The RL agent seems to be trained and the error has dropped well and relatively fast which is expected for this simple problem. Let's now write a script that uses the trained RL agent and answers multiplication queries:

In [10]:
while True:
    inp = input ("Enter two numbers separated by a comma, to see their product: ")
    if inp.lower() == "stop":
        print("Have a nice day! Bye.")
        break
    try:
        a, b = inp.split(',')
    except:
        print('Input format seems to be wrong, please try again.')
        continue
    a = int(a)
    b = int(b)
    if (a > 5) or (b > 5):
        print('The RL agent knows how to multiply only numbers <= 5.')
        continue
    state = [a,b]
    best_action = ql.get_best_action(state)
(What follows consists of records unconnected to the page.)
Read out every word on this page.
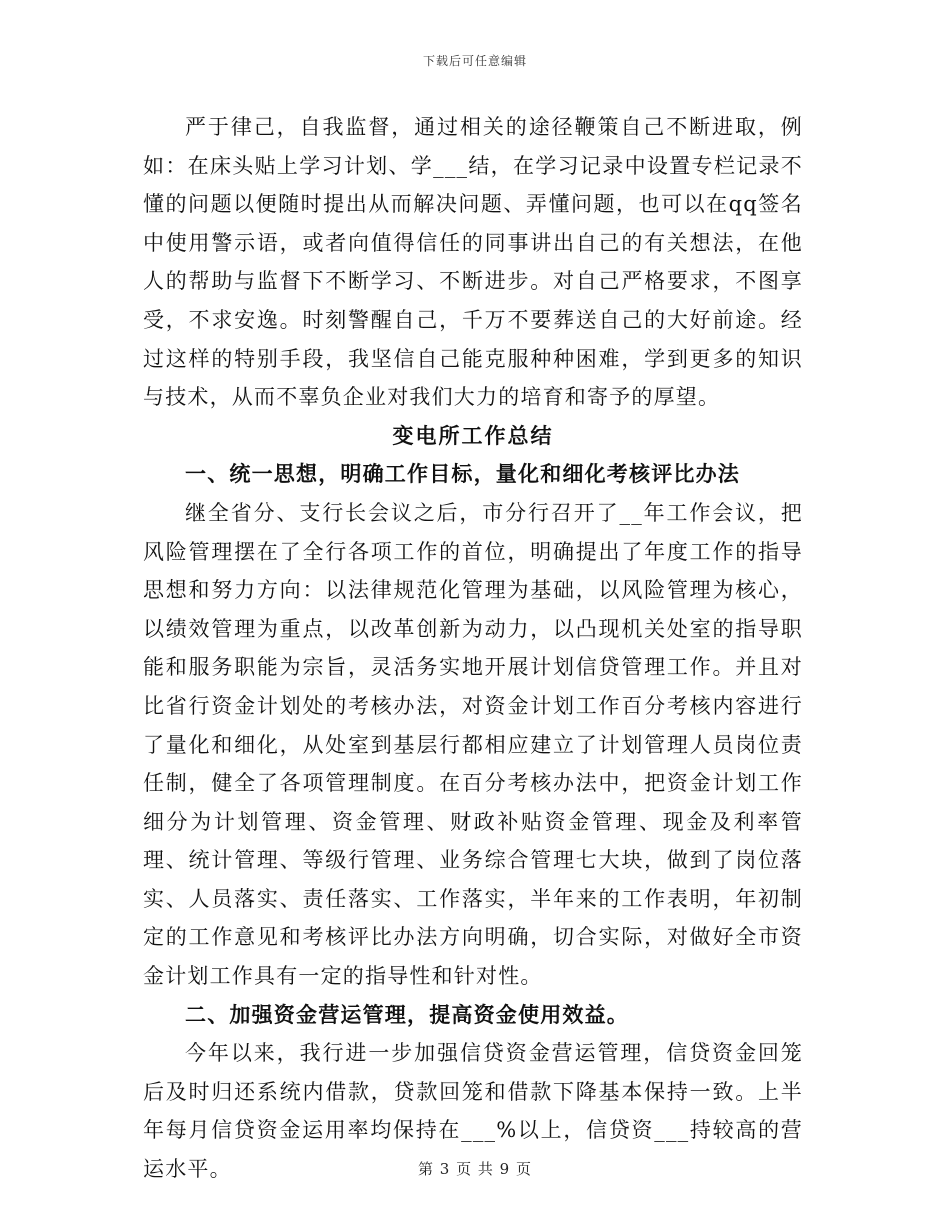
下载后可任意编辑

严于律己，自我监督，通过相关的途径鞭策自己不断进取，例如：在床头贴上学习计划、学___结，在学习记录中设置专栏记录不懂的问题以便随时提出从而解决问题、弄懂问题，也可以在qq签名中使用警示语，或者向值得信任的同事讲出自己的有关想法，在他人的帮助与监督下不断学习、不断进步。对自己严格要求，不图享受，不求安逸。时刻警醒自己，千万不要葬送自己的大好前途。经过这样的特别手段，我坚信自己能克服种种困难，学到更多的知识与技术，从而不辜负企业对我们大力的培育和寄予的厚望。

变电所工作总结

一、统一思想，明确工作目标，量化和细化考核评比办法

继全省分、支行长会议之后，市分行召开了__年工作会议，把风险管理摆在了全行各项工作的首位，明确提出了年度工作的指导思想和努力方向：以法律规范化管理为基础，以风险管理为核心，以绩效管理为重点，以改革创新为动力，以凸现机关处室的指导职能和服务职能为宗旨，灵活务实地开展计划信贷管理工作。并且对比省行资金计划处的考核办法，对资金计划工作百分考核内容进行了量化和细化，从处室到基层行都相应建立了计划管理人员岗位责任制，健全了各项管理制度。在百分考核办法中，把资金计划工作细分为计划管理、资金管理、财政补贴资金管理、现金及利率管理、统计管理、等级行管理、业务综合管理七大块，做到了岗位落实、人员落实、责任落实、工作落实，半年来的工作表明，年初制定的工作意见和考核评比办法方向明确，切合实际，对做好全市资金计划工作具有一定的指导性和针对性。

二、加强资金营运管理，提高资金使用效益。

今年以来，我行进一步加强信贷资金营运管理，信贷资金回笼后及时归还系统内借款，贷款回笼和借款下降基本保持一致。上半年每月信贷资金运用率均保持在___%以上，信贷资___持较高的营运水平。	第 3 页 共 9 页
    print(f'{a} x {b} = {best_action}')

Enter two numbers separated by a comma, to see their product: 2,3
2 x 3 = 6
Enter two numbers separated by a comma, to see their product: 3,3
3 x 3 = 9
Enter two numbers separated by a comma, to see their product: 3,4
3 x 4 = 12
Enter two numbers separated by a comma, to see their product: 5,5
5 x 5 = 25
Enter two numbers separated by a comma, to see their product: 4,5
4 x 5 = 20
Enter two numbers separated by a comma, to see their product: 2.2
Input format seems to be wrong, please try again.
Enter two numbers separated by a comma, to see their product: 2,2
2 x 2 = 4
Enter two numbers separated by a comma, to see their product: 1,2
1 x 2 = 2
Enter two numbers separated by a comma, to see their product: 1,1
1 x 1 = 1
Enter two numbers separated by a comma, to see their product: 1,3
1 x 3 = 3
Enter two numbers separated by a comma, to see their product: 3,5
3 x 5 = 15
Enter two numbers separated by a comma, to see their product: Stop
Have a nice day! Bye.